Darunter sind auch jene drei erfahrenen Mitglieder der Bergrettung, die im März am Ötscher unter eine Lawine gerieten. 26-mal wurden alleine in NÖ die Einsatzkräfte gerufen, weil sich jemand verirrt hatte. Der jüngste derartige Fall ereignete sich am Dienstag im Dachsteinmassiv im Bezirk Gmunden (OÖ) und war Anlass für eine groß angelegte Rettungsaktion.

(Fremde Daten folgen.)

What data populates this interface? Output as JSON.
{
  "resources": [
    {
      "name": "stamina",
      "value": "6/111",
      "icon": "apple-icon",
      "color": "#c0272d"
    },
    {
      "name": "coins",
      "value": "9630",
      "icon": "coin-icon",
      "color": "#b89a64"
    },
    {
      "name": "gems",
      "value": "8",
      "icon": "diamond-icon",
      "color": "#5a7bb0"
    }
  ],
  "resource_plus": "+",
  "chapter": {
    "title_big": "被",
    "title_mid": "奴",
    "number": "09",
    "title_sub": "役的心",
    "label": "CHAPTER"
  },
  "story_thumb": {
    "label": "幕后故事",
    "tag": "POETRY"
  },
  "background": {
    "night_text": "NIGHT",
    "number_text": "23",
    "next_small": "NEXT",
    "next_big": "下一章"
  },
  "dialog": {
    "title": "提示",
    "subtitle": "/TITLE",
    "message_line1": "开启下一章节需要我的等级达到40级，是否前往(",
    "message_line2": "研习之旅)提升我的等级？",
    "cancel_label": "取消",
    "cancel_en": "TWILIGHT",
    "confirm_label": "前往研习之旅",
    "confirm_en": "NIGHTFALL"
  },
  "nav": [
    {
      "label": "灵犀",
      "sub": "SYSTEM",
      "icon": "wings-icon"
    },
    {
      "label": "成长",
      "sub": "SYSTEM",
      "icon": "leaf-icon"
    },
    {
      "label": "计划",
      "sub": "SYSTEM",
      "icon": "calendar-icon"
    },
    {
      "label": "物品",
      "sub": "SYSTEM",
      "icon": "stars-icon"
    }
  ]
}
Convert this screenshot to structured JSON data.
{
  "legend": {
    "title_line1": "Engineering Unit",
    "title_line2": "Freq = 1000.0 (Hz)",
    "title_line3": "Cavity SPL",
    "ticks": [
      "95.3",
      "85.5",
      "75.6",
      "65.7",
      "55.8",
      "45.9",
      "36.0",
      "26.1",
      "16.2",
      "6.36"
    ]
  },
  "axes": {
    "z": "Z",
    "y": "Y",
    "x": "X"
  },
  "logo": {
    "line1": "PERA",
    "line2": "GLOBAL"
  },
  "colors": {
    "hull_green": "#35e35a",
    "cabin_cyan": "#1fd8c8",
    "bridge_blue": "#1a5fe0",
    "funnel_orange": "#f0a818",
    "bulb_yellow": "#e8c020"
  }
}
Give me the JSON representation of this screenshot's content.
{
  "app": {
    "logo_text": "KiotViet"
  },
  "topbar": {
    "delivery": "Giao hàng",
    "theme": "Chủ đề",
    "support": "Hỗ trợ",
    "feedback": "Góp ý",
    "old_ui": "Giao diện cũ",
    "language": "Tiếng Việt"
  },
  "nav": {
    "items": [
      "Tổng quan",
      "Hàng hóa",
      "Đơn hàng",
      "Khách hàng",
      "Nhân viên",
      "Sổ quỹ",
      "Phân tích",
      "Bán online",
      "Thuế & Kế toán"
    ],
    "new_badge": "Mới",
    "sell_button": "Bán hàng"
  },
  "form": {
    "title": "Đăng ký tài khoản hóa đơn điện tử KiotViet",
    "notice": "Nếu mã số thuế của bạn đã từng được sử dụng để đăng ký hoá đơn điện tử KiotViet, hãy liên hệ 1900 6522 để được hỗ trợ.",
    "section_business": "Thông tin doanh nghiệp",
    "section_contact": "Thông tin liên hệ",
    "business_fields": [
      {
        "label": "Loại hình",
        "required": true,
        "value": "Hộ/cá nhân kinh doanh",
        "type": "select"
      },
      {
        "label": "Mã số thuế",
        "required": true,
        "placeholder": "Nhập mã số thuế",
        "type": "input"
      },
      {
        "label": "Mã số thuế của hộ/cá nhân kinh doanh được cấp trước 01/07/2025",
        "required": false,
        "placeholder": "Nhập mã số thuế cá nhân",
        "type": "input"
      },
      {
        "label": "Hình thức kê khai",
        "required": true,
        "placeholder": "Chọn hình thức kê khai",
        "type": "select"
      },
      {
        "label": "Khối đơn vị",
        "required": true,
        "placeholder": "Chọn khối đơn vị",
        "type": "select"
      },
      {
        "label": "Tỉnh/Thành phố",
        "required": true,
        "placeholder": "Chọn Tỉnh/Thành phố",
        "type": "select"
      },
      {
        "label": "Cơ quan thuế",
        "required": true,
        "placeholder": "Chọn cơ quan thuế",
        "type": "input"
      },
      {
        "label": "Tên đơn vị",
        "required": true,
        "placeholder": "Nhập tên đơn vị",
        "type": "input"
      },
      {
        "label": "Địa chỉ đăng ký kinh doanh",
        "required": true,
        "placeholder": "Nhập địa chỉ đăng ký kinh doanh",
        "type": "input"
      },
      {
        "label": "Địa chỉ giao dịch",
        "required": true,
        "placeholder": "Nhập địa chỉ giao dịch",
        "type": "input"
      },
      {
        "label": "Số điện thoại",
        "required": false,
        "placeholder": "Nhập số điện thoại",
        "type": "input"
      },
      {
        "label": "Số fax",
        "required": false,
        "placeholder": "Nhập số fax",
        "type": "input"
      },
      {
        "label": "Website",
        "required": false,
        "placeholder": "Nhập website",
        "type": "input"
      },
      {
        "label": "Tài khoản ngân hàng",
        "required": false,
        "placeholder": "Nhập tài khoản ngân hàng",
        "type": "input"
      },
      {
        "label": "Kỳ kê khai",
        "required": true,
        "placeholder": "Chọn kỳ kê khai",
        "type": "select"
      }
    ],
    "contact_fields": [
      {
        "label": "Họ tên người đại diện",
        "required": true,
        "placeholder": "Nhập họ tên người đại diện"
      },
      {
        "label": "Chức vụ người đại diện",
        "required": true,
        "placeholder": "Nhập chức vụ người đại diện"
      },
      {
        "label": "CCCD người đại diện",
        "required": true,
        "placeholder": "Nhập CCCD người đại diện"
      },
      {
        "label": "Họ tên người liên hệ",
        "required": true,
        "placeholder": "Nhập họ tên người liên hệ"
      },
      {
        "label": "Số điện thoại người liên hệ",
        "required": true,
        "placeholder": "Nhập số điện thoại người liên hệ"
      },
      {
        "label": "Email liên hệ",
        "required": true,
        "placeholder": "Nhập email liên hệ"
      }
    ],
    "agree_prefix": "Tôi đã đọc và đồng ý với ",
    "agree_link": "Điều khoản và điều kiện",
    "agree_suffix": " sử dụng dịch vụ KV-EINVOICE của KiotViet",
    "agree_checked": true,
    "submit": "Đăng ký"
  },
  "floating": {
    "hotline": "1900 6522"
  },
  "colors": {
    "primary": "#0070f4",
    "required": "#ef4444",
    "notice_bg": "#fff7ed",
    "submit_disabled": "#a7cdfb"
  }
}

Ein deutsches Paar (34 und 28 Jahre alt), das seine Flitterwochen in den Bergen verbrachte, folgte am Dienstag der Karte von der Bergstation der Dachsteinsüdwand zur Steiner Scharte auf den Gosau Gletscher. Im Bereich der Windlucke kamen die beiden allerdings vom Weg ab, verirrten sich und wagten es nicht mehr weiterzugehen.
Wegen einer aufziehenden Nebelbank konnte der Polizeihubschrauber nicht direkt zu dem Paar fliegen. Zwei Bergretter wurden daher abgesetzt und die Urlauber am Seil aus dem Nebel gebracht.
Hund zog an der Leine
Dass er seinen Hund am Körper angeleint hatte, wurde einem 59-jährigen Tschechen in Bad Gastein (Pongau) zum Verhängnis. Der Alpinist stieg mit seinem Hund vom Niedersachsenhaus (2.471 Meter) Richtung Bockhartseescharte ab. Als das Tier eine plötzliche Bewegung machte, brachte das den Mann aus dem Gleichgewicht. Er stürzte 100 Meter durch steiles Gelände ab und musste vom Hubschrauber geborgen werden. Der Hund blieb beinahe unverletzt.